Antonia Purpurina es un niña de 7 años que vive con su abuela, y cuya
madre, actriz de teatro, se pasa la vida viajando. Antonia nunca ha ido
a la escuela. Su madre siempre ha sido contraria a ello, dada su mala
experiencia cuando era niña: “Una escuela de mujeres rectas, donde no la
dejaban bajarse los calcetines”. Su madre tampoco es capaz de mostrar
todo el amor que siente por su hija, que pasa el día junto a su abuela
conociendo los nombres de las plantas, mirando las estrellas, cosiendo
vestidos y sombreros. Antonia se pasa el día escuchando a gente mayor,
su abuela y amigas, y su sueño es tener un amigo. Pero nunca se atreve a
acercarse a los grupos de niños que juegan en la plaza.
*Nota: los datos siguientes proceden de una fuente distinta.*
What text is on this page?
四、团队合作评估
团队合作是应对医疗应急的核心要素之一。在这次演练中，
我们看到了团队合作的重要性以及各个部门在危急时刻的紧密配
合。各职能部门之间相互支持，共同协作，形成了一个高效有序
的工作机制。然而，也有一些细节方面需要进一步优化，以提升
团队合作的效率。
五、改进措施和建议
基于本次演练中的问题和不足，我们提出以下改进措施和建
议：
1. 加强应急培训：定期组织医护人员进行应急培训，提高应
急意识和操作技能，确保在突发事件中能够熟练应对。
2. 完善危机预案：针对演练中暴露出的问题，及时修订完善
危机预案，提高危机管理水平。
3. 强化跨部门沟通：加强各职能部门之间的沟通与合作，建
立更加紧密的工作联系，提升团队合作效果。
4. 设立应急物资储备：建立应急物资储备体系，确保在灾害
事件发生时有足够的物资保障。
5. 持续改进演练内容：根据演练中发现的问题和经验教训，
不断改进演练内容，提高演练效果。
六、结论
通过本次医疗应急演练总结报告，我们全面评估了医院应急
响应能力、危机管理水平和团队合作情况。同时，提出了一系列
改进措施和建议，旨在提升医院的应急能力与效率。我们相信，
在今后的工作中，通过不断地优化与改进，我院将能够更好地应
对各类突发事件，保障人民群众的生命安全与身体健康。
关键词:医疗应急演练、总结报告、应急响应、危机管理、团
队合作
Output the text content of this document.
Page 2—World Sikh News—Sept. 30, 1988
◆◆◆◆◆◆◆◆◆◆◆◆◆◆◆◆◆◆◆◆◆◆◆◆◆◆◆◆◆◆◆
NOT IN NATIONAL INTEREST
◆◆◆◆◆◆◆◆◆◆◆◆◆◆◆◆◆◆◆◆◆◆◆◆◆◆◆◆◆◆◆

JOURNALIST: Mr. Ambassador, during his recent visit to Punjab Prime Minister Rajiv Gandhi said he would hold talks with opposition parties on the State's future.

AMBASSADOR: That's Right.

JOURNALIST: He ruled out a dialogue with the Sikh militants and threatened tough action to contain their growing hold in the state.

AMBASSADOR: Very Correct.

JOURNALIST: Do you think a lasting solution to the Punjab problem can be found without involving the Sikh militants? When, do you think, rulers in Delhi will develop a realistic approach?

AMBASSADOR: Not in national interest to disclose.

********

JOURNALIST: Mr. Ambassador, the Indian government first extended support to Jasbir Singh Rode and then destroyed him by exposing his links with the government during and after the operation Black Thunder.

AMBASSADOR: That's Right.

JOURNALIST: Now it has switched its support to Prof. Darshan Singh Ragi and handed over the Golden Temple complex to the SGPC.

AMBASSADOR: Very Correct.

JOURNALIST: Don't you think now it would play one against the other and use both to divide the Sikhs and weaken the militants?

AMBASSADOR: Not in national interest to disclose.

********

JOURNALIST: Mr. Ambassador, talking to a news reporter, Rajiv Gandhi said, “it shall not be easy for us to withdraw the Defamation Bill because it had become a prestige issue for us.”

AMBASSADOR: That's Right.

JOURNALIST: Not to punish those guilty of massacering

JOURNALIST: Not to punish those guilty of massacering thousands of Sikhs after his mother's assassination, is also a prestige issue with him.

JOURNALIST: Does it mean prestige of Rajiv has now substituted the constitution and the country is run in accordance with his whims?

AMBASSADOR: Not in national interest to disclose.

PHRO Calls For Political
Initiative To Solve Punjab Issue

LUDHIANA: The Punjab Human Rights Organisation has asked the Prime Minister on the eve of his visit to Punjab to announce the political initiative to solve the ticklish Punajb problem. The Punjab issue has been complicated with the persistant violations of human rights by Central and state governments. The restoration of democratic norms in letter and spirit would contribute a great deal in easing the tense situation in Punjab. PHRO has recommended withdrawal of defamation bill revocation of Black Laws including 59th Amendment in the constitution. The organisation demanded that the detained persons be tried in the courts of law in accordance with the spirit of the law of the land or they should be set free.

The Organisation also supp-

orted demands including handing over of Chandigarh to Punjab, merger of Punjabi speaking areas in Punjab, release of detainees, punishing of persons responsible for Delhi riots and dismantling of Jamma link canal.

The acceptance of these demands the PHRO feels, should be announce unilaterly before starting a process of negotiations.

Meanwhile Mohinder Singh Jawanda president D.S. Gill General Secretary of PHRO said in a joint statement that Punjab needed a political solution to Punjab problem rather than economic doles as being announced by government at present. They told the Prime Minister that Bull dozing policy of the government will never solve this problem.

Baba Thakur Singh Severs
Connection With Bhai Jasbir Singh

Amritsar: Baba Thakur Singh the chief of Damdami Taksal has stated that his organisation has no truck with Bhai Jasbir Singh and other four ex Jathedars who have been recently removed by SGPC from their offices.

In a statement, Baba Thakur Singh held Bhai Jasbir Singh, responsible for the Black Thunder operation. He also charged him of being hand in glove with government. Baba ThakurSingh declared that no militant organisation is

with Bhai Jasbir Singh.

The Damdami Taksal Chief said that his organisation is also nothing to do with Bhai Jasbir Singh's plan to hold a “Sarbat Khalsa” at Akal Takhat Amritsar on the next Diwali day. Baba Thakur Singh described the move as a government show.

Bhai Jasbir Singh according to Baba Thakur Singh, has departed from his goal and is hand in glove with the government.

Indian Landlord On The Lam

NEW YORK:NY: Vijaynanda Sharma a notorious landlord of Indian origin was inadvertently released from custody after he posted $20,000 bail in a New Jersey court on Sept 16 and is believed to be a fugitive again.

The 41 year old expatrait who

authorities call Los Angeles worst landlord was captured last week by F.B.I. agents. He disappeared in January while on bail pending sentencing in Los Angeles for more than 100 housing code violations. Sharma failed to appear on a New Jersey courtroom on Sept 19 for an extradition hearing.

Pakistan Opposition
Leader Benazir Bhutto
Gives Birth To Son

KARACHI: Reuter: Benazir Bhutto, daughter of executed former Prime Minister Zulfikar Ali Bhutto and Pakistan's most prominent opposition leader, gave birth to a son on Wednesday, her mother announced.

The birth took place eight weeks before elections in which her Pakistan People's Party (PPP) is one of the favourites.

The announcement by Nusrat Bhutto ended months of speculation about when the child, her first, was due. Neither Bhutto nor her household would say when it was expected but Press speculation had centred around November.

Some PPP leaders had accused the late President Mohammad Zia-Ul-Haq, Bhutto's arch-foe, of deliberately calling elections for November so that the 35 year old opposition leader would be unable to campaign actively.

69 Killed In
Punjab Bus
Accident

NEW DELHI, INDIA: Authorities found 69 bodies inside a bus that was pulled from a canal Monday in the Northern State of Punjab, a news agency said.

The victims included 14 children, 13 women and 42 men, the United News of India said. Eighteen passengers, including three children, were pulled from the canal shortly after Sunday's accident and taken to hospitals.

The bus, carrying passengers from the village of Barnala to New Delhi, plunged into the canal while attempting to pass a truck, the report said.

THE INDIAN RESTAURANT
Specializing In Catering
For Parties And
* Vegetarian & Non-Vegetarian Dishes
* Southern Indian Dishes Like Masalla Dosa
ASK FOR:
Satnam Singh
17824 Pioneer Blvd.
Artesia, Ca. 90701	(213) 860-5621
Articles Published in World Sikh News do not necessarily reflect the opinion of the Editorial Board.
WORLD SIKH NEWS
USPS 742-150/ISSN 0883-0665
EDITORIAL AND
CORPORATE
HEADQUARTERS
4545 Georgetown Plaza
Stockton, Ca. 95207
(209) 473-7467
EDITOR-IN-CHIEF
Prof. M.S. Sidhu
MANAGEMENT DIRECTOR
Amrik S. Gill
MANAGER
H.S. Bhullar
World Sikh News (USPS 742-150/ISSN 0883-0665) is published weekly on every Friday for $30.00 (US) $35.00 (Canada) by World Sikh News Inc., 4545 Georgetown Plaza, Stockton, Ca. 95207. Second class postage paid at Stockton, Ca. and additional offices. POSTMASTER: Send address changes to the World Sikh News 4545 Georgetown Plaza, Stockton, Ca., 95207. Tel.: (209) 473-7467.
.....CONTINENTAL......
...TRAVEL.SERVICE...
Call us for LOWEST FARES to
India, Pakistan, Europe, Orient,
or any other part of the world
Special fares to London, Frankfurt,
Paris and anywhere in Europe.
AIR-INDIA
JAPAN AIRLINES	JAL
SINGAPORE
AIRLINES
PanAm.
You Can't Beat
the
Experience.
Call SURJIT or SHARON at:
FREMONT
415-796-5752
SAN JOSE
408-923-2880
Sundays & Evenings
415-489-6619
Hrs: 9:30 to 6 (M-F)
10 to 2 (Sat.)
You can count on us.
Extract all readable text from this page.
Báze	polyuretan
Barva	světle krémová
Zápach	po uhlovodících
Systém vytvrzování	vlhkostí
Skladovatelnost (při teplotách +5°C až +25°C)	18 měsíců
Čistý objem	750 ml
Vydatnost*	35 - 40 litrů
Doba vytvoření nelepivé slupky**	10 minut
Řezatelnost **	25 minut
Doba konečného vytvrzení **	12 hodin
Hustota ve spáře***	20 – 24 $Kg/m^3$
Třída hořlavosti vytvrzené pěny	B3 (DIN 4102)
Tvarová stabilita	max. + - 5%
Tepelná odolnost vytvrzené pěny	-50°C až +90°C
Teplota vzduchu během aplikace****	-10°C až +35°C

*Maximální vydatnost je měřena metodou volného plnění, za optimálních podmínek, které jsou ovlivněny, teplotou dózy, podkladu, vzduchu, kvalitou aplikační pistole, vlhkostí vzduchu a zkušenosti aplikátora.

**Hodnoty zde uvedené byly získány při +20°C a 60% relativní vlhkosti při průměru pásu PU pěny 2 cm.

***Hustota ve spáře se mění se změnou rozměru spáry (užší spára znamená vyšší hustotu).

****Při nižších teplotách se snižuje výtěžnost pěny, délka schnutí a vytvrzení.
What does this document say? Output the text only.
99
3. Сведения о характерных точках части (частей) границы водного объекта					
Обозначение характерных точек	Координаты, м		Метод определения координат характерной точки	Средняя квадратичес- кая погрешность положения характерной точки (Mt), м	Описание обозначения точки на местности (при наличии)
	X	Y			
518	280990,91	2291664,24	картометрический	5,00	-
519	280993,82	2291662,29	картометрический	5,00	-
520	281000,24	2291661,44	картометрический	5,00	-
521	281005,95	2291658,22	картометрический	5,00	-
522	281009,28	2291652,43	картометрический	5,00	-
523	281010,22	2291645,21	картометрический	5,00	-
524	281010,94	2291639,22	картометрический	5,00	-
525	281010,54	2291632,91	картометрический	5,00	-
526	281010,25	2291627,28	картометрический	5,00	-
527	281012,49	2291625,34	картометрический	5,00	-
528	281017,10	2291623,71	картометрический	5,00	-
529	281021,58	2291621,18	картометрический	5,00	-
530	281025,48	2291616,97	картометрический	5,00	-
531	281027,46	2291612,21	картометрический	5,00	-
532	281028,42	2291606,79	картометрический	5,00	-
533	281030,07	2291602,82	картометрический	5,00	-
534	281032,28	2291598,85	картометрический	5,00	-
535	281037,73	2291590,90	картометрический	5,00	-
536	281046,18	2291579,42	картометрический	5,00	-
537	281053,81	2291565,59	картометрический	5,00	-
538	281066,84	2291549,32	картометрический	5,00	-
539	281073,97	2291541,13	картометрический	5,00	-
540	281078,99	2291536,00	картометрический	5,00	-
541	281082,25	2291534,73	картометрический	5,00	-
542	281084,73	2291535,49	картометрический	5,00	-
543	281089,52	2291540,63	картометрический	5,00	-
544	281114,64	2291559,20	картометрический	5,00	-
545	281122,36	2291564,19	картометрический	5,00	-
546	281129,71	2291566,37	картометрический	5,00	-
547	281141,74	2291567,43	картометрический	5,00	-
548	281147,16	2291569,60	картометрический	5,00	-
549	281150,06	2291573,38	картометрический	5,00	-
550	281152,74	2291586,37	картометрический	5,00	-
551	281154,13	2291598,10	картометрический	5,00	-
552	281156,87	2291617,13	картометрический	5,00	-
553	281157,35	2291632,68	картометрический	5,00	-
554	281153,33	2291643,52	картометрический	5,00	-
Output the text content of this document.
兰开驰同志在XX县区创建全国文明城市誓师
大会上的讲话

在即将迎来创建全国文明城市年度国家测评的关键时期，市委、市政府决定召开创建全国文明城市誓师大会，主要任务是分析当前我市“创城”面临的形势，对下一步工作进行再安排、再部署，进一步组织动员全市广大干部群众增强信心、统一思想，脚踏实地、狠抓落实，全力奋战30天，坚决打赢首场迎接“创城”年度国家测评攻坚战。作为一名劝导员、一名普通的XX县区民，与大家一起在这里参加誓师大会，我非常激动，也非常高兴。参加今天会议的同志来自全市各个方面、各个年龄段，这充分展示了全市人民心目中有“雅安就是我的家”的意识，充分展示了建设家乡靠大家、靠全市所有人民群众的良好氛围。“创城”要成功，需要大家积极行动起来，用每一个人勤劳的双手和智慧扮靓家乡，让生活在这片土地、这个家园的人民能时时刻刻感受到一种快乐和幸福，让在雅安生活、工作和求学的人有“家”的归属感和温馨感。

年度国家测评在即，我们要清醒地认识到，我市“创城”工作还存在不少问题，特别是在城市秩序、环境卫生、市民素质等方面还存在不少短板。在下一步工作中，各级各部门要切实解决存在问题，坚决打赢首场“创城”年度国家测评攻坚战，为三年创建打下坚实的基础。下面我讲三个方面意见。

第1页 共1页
Por eso, cuando al fin su madre cede y le permite asistir a la
escuela, Antonia espera con ansia que llegue el momento, está segura de
que “en la escuela van a enseñarle palabras para nombrar todo lo que
lleva dentro”, y de que va a conocer a niños y niñas muy interesantes
(pues ha oído hablar de ellos a sus abuelas). Con sus zapatos
relucientes, su cuaderno nuevo de tapas negras, su estuche y su mochila
de colores chillones, Antonia vive con emoción su primer día en clase y
conoce a sus compañeros: la alumna popular, el chico deportista, y
Martín, el de las orejas grandes. Pero integrarse es difícil, sobre todo
si tienes un pelo que parece un nido de urraca, y una verruga en la
nariz.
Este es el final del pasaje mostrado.